There are several limitations to this study. Reflecting the non-laboratory setting of the study some participants data was not analyzable potentially influencing our power to detect more subtle changes or associations. The increased real world usability of the sensor technology utilized, in particular the EEG, brings limitations in accuracy relative to standard medical systems (Duvinage et al., 2013). The use of Emotiv's proprietary Meditation Score also unfortunately limits its reproducibility of this one measure when different EEG systems are utilized. In addition monitoring periods were relatively short, and ended rapidly after guided breathing exercises which impacted our ability to fully explore physiologic responses to respiratory changes.
Conclusion
This is the first study to intensively monitor novice and experienced individuals during meditation for CNS, ANS, and blood pressure changes.

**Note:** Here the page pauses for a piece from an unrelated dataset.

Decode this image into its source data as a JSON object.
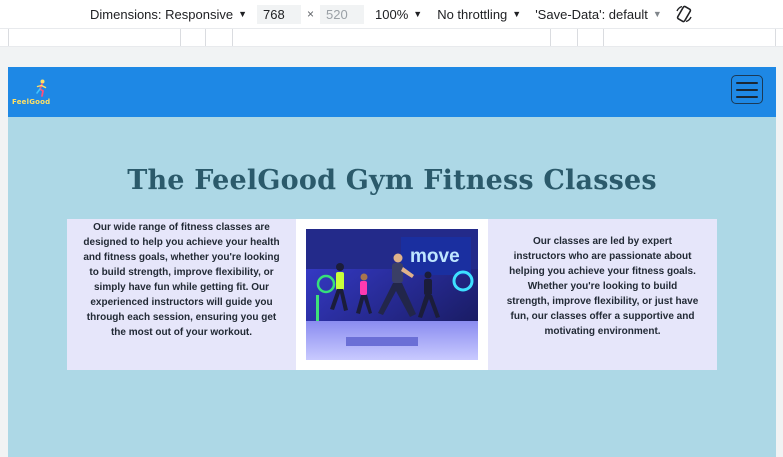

Our results, within the limitations noted above, support that the inter-individual physiologic response to mediation by non-expert meditators is heterogeneous, as we were able to document through multiple real-time continuous metrics. Nonetheless we were able to show that meditation led to significant, measureable EEG changes even in individuals just beginning a meditation practice. Our most novel, and reliable finding however was that meditation was associated with a small, but statistically significant decrease in blood pressure in a normotensive population.

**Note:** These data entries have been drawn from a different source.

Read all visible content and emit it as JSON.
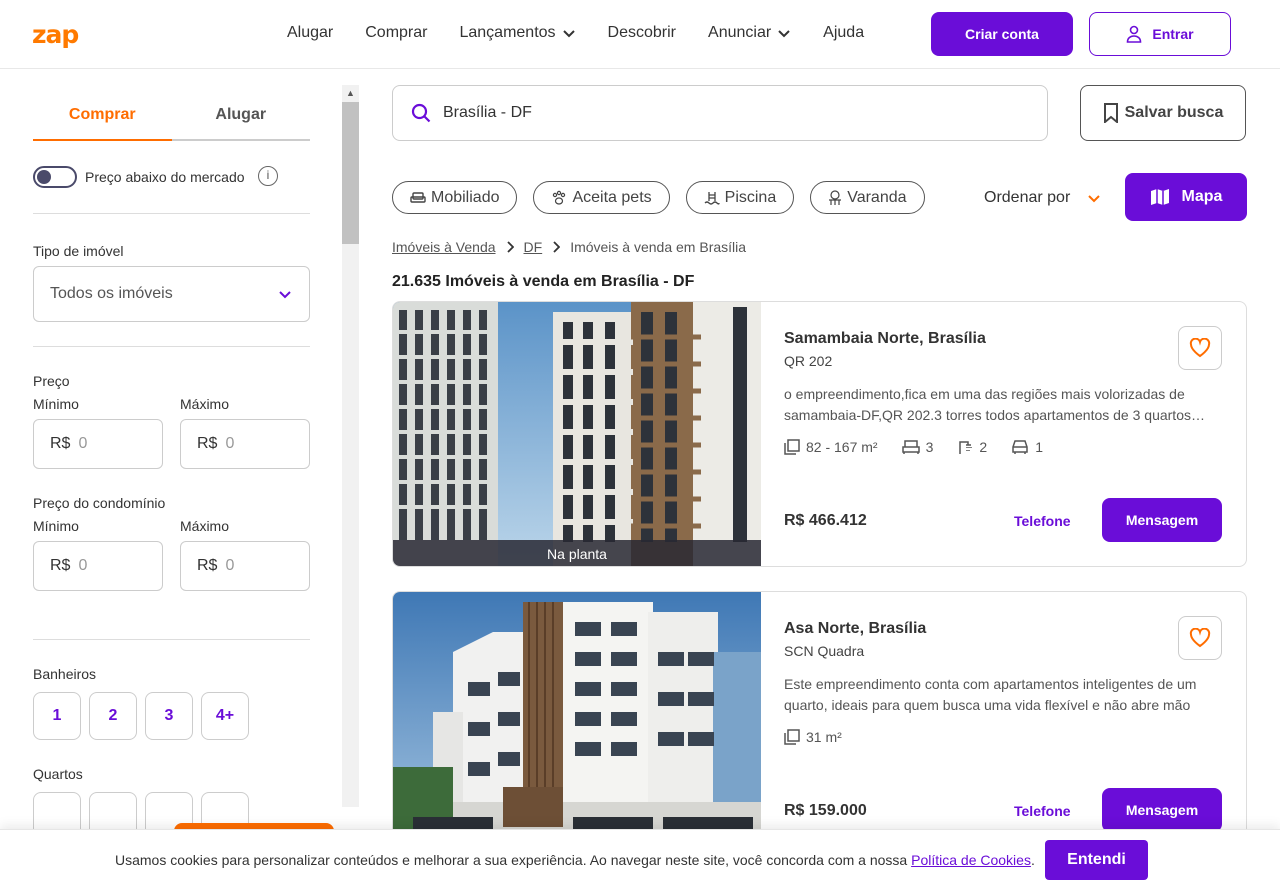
{
  "header": {
    "logo": "zap",
    "nav": [
      "Alugar",
      "Comprar",
      "Lançamentos",
      "Descobrir",
      "Anunciar",
      "Ajuda"
    ],
    "criar_conta": "Criar conta",
    "entrar": "Entrar"
  },
  "sidebar": {
    "tabs": [
      "Comprar",
      "Alugar"
    ],
    "active_tab": "Comprar",
    "toggle_label": "Preço abaixo do mercado",
    "tipo_label": "Tipo de imóvel",
    "tipo_value": "Todos os imóveis",
    "preco_label": "Preço",
    "min_label": "Mínimo",
    "max_label": "Máximo",
    "currency": "R$",
    "price_min": "0",
    "price_max": "0",
    "condo_label": "Preço do condomínio",
    "condo_min": "0",
    "condo_max": "0",
    "banheiros_label": "Banheiros",
    "banheiros": [
      "1",
      "2",
      "3",
      "4+"
    ],
    "quartos_label": "Quartos"
  },
  "search": {
    "value": "Brasília - DF",
    "salvar": "Salvar busca"
  },
  "chips": [
    "Mobiliado",
    "Aceita pets",
    "Piscina",
    "Varanda"
  ],
  "ordenar": "Ordenar por",
  "mapa": "Mapa",
  "breadcrumb": [
    "Imóveis à Venda",
    "DF",
    "Imóveis à venda em Brasília"
  ],
  "results_title": "21.635 Imóveis à venda em Brasília - DF",
  "listings": [
    {
      "title": "Samambaia Norte, Brasília",
      "street": "QR 202",
      "description": "o empreendimento,fica em uma das regiões mais volorizadas de samambaia-DF,QR 202.3 torres todos apartamentos de 3 quartos…",
      "area": "82 - 167 m²",
      "bedrooms": "3",
      "bathrooms": "2",
      "parking": "1",
      "price": "R$ 466.412",
      "badge": "Na planta",
      "telefone": "Telefone",
      "mensagem": "Mensagem"
    },
    {
      "title": "Asa Norte, Brasília",
      "street": "SCN Quadra",
      "description": "Este empreendimento conta com apartamentos inteligentes de um quarto, ideais para quem busca uma vida flexível e não abre mão da…",
      "area": "31 m²",
      "price": "R$ 159.000",
      "telefone": "Telefone",
      "mensagem": "Mensagem"
    }
  ],
  "cookie": {
    "text": "Usamos cookies para personalizar conteúdos e melhorar a sua experiência. Ao navegar neste site, você concorda com a nossa ",
    "link": "Política de Cookies",
    "end": ".",
    "button": "Entendi"
  },
  "colors": {
    "brand": "#6a0dd8",
    "accent": "#ff6d00"
  }
}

Conflict of interest statement
SRS, Grants: Nat'l Center for Advancing Translational Sciences, Qualcomm Foundation; NEW, Grant: Nat'l Center for Advancing Translational Sciences; SP, VP (Employees), DC (Founder)–Chopra Center for Wellbeing; DLB, Scripps Dickinson Fellowship; GM, JTR, Employees, Emotiv Research, EDM, Grant: Nat'l Institute of Health; EJT, Grants: Nat'l Center for Advancing Translational Sciences, Qualcomm Foundation; Board of Directors, Dexcom, Volcano; Editor in Chief, Medscape (WebMD); Medical Advisor, AT&T.
Acknowledgments
Supported in part by the National Institutes of Health (NIH)/National Center for Advancing Translational Sciences grant UL1TR001114, NIH grant 8 KL2 TR000110, and a grant from the Qualcomm Foundation.